The downside of silence gets to a pet peeve of mine. It used to drive me crazy back in the old pioneering days of online journalism and commentary. If someone on our National Review group blog didn’t near instantaneously have a reaction to whatever just happened in the news – especially if it involved bad behavior from the right side of the political spectrum, a waterfall of e-mails would deluge our inboxes about the silence being deafening.

And as much as you wanted to be the place people would come to first, I always had, too, a comment Michael Ledeen had made to me in my head: “They don’t give awards for getting it wrong first.” There can be an element of prudence, too, at play.

On Thursday, I remembered a story Brzezinski shared one erratic Morning Joe show of days past where she talked about the peace she had encountered stepping into a church and sitting and staying a while with her daughter earlier in the week, something she had become accustomed to do.

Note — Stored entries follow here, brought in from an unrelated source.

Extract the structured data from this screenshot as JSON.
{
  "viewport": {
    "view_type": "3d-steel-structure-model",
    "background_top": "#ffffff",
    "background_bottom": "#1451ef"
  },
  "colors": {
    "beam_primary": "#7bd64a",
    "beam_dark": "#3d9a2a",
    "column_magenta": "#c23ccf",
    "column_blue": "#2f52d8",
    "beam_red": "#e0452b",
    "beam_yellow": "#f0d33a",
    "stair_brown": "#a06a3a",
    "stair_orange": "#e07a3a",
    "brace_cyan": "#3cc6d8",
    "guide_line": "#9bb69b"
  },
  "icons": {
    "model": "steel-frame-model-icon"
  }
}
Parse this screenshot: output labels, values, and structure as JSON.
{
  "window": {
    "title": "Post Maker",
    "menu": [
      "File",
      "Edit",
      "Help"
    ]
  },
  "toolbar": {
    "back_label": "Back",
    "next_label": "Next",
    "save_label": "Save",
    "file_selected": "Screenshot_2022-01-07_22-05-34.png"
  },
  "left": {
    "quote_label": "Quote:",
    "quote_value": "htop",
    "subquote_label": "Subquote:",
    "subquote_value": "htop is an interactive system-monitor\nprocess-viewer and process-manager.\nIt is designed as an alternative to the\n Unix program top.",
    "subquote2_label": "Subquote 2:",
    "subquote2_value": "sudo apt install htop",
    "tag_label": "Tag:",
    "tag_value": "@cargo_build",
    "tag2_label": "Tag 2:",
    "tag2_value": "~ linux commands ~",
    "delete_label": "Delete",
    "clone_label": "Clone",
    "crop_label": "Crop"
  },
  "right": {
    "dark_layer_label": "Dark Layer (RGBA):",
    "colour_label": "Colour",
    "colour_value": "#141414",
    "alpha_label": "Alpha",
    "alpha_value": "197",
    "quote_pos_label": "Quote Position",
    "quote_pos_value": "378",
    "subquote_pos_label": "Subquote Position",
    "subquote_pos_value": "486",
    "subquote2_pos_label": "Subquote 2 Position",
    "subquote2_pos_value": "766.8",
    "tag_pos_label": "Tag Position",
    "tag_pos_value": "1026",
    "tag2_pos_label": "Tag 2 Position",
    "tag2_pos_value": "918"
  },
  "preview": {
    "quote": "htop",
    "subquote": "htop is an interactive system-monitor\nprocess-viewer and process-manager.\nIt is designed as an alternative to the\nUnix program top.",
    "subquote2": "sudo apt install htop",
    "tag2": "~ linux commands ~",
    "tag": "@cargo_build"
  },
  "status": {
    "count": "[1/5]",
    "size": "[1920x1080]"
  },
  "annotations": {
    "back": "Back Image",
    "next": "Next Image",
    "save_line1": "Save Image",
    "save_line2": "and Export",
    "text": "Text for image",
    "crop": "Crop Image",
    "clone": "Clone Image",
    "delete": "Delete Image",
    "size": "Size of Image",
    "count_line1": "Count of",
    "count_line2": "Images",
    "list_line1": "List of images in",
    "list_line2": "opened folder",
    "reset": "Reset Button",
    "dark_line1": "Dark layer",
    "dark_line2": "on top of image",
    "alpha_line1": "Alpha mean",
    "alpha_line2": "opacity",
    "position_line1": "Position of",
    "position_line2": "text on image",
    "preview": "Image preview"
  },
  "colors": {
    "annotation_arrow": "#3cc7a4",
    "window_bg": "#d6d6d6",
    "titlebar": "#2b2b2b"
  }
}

Isn’t that – silence, and in that particular example in the presence of the holy — exactly what we need? And that doesn’t necessarily mean giving up on Twitter. Just don’t join the avalanche of anger there. Show something beautiful. Share something uplifting. Encourage the good. Move ahead with common decency for the common good.

And the sacrament of freedom, Confession, is surely not a bad idea, either.